I did go home and planted crops and myself on the farm, sometimes not leaving it for four and six weeks at a time. But the quarrel of the whites was not so easily or quickly settled. It was not a wrangle of boys but a struggle of giants, and the country was being racked to its very foundations.

Then came to me in my forest home a paper bearing the great red seal of the War Department at Washington. It was an officer’s commission in the Army of the United States. . . .

I went from the east to the west and from the west to the east again. They heard of me in great battles and they knew of my association with the great commander of all the Union armies and how I upheld the right arm of his strength, and they said, “How great and powerful is our chief!”

The quarrel between the white men ended. The great commander with his military family settled in Washington, where the great council fire of his nation was annually lighted and blazed in all its glory and fury. As a humble member of this military family I was the envy of many a pale-faced subordinate embryo-general who said in whisper, “Parker must be a genius, he is so great and powerful.”

In a few years my military chieftain was made head and front of the whole American people, and in his partiality he placed me at the head of the management of the Indian affairs of the United States. I was myself an Indian and presumably understood them, their wants, and the manipulation of their affairs generally. Then again went out among the whites and Indians the words, “Parker must be a genius, he is so great and powerful.” The Indians were universally pleased, and they were all willing to be quiet and remain at peace, and were even asking to be taught civilization and Christianity. I put an end to all wars either among themselves or with their white brothers, and I sent professed Christian whites who waxed rich and fat from the plundering of the poor Indians, nor were there teacherships enough to give places to all the hungry and impecunious Christians. Then was the cry raised by all who believed themselves injured or unprovided for, “Nay, this Parker is an Indian genius; he is grown too great and powerful; he doth injure our business and take the bread from the mouths of our families and the money from out of our pockets; now, therefore, let us write and put him out of power, so that we may feast as heretofore.”
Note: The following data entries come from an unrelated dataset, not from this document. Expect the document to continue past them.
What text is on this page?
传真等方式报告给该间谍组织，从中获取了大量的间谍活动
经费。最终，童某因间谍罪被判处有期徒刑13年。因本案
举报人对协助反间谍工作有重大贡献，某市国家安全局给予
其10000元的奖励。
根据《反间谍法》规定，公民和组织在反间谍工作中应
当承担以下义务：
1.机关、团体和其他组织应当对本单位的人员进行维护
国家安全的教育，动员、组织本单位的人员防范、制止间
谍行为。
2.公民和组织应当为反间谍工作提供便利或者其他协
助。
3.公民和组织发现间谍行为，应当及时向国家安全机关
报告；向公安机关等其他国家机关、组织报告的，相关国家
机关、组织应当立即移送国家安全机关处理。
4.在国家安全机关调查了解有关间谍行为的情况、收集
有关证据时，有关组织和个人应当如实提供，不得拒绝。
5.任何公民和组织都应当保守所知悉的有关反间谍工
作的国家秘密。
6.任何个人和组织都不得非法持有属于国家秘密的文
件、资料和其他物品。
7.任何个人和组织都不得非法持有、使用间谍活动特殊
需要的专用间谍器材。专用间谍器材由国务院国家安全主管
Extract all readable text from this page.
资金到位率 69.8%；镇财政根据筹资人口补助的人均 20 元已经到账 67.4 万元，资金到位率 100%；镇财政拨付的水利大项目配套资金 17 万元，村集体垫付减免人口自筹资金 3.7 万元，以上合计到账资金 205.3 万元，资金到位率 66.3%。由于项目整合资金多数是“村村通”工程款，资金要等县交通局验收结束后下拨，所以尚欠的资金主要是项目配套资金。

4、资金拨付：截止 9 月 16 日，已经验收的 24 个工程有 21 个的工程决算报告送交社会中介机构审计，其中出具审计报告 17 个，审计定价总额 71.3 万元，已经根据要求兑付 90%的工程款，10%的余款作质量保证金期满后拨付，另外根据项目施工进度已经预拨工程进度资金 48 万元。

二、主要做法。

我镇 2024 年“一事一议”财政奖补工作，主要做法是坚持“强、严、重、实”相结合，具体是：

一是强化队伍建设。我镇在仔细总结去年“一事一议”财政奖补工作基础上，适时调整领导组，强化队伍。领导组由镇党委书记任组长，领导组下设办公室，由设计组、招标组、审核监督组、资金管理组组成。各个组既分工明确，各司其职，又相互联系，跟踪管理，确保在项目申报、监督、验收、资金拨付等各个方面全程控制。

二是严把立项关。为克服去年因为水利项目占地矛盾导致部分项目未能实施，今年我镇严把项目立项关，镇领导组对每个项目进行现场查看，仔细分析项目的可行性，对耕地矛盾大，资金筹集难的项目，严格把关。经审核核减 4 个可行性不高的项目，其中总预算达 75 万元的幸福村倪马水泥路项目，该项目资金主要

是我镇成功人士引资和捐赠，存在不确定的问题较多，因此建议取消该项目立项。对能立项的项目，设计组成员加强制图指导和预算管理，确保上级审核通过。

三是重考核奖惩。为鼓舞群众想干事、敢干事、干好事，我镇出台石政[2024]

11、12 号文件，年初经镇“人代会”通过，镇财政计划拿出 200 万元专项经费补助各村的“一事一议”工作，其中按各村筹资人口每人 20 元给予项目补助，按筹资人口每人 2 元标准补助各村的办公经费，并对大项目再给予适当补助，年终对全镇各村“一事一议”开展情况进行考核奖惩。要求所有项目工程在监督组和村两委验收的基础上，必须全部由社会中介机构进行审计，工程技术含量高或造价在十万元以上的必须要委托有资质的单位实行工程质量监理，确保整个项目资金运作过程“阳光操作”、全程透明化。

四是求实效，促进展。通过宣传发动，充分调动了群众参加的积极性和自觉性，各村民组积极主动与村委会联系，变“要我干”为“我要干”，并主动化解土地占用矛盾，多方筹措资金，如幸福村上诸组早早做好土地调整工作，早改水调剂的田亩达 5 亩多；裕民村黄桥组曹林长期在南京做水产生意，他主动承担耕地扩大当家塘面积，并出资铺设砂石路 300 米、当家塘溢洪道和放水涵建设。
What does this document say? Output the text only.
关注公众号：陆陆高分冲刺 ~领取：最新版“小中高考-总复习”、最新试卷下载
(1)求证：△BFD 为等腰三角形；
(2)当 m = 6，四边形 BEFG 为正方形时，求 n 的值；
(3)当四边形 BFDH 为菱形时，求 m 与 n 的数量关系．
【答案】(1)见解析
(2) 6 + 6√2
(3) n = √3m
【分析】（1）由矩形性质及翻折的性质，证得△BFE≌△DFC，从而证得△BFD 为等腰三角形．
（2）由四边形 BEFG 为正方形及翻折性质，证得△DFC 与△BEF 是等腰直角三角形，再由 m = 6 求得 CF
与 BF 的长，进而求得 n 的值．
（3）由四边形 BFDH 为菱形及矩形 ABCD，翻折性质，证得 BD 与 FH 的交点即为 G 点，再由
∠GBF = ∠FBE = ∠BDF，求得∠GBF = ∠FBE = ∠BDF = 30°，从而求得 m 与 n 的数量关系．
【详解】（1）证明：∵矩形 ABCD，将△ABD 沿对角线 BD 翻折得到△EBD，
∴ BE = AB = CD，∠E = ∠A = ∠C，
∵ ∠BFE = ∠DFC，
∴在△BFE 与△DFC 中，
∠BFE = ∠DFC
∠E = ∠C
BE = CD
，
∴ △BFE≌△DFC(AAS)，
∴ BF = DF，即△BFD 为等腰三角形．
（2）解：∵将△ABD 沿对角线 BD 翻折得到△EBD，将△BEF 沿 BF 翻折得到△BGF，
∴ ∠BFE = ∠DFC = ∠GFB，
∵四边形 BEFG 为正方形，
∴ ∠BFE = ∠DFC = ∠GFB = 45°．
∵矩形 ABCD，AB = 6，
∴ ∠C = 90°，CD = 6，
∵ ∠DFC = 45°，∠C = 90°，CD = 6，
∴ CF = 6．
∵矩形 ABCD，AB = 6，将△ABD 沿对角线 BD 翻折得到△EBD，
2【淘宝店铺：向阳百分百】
They made their onslaught on my poor innocent head and made the air foul with their malicious and poisonous accusations. They were defeated, but it was no longer a pleasure to discharge patriotic duties in the face of foul slander and abuse. I gave up a thankless position to enjoy my declining days in peace and quiet. . . .

Ely S. Parker, Seneca-Iroquois

Footnotes
  1. 1. Great Spirit.
  2. 2. William Seward (1801–1872) was the U.S. secretary of state from 1861 to 1869.